"It isn't that; the work never troubles him. He looks far ahead and seems to know, like a wizard, long before the event just what is going to be successful and what a failure. I think I know him better than anybody in the world, but I can't fathom him just now. Something is worrying him, and he tries hard not to let it worry him and not to show that it does. Partly he is successful, for I cannot guess the trouble; but that there is a trouble he fails to hide. I must find it out and take my share. Sometimes I think——"

She broke off abruptly.

"What? Nothing that involves me? We're the best, truest friends now, thank heaven."

"No, no. Time will reveal it."

For a moment or two they were silent with their thoughts. It struck neither that such a conversation was peculiar; it occurred to neither the man nor the woman that in the very fact of their friendship—of a friendship so close that the wife could thus discuss her husband's trouble—there existed the seed of that trouble.

Christopher mused upon the problem, and honestly marvelled before it.

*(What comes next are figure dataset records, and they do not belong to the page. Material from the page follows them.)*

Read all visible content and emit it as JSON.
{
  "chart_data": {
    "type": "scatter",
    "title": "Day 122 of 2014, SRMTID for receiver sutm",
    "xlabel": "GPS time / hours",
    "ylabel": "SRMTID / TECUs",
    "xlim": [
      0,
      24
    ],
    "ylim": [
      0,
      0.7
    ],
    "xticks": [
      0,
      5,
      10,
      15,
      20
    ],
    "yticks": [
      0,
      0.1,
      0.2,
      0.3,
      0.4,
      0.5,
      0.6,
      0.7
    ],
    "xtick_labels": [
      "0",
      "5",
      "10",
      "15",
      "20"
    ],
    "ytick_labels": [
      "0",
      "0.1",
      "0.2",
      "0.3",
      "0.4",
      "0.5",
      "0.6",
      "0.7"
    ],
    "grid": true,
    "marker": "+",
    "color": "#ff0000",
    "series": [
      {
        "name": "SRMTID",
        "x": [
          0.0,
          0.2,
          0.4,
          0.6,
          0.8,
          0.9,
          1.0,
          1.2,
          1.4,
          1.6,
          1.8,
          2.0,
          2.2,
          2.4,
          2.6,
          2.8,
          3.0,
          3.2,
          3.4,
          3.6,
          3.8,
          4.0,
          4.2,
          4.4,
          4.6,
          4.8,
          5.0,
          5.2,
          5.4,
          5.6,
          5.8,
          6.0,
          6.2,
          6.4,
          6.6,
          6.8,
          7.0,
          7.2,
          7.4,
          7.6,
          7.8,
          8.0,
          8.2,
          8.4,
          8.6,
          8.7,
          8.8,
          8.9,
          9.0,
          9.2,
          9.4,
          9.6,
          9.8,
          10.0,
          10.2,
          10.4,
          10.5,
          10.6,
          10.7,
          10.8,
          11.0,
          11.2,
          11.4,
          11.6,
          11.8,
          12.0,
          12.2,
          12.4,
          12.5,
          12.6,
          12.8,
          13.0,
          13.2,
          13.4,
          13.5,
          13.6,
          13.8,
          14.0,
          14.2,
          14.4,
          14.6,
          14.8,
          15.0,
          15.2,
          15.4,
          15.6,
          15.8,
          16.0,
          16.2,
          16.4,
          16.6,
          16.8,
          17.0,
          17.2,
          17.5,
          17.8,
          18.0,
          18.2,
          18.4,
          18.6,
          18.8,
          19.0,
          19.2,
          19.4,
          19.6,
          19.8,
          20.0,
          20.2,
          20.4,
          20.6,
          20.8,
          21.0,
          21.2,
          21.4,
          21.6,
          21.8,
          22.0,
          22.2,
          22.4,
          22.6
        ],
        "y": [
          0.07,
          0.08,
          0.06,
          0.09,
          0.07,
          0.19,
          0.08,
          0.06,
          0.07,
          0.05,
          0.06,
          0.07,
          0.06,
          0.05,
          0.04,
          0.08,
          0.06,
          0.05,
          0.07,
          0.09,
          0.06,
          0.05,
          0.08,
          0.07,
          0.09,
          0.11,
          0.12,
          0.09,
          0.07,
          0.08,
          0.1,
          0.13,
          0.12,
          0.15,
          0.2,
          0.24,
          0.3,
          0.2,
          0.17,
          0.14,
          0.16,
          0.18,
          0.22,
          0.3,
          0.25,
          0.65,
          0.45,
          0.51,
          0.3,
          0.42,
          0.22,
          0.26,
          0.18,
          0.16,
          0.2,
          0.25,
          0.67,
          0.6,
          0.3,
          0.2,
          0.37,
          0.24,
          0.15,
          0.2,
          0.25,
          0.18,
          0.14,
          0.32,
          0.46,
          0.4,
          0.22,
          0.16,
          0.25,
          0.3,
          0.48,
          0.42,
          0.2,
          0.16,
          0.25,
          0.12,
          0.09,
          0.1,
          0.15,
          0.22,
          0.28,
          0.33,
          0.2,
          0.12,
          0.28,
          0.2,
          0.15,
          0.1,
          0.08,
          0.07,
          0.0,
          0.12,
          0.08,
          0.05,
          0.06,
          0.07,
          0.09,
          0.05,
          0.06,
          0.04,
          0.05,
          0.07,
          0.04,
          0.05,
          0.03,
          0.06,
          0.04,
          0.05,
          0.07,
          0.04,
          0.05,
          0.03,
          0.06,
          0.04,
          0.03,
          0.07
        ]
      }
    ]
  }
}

"I suppose nobody can be happy really, and he's no exception to the rule. Yet, looking at his life, I should account him quite the luckiest man I ever heard of. Consider the perfection that he has crammed into his existence. He prospers in his farm; he has Nestor under his roof in the shape of your wiseacre of an uncle; and he has you! Providence must have been puzzled to find a way to hurt him. And she hasn't hit him under the belt either, for never a man enjoyed finer health. Now where can he have come across melancholy? I suppose it's his hereafter, or non-hereafter, that's bothering him. Yet I should judge that the man was too sane to waste good time in this world fretting because he doesn't believe in another."

"It's a cloud-shadow that will pass, I hope."

"I hope so heartily—such a balanced mind as he has. Now if I began to whine—one who never did carry any ballast—you could understand it. Look ahead and compare our innings. His will end gloriously with children and grandchildren and all the rest of it. And I—but if I painted the picture you'd probably say I was a morbid, ungrateful idiot."

"Very likely; and I should probably be quite right. There's a great duty staring you in the face now, Christo, and nobody who cares for you will be contented or happy until you've tackled it like a man. Don't look so innocent; you know perfectly well what I mean."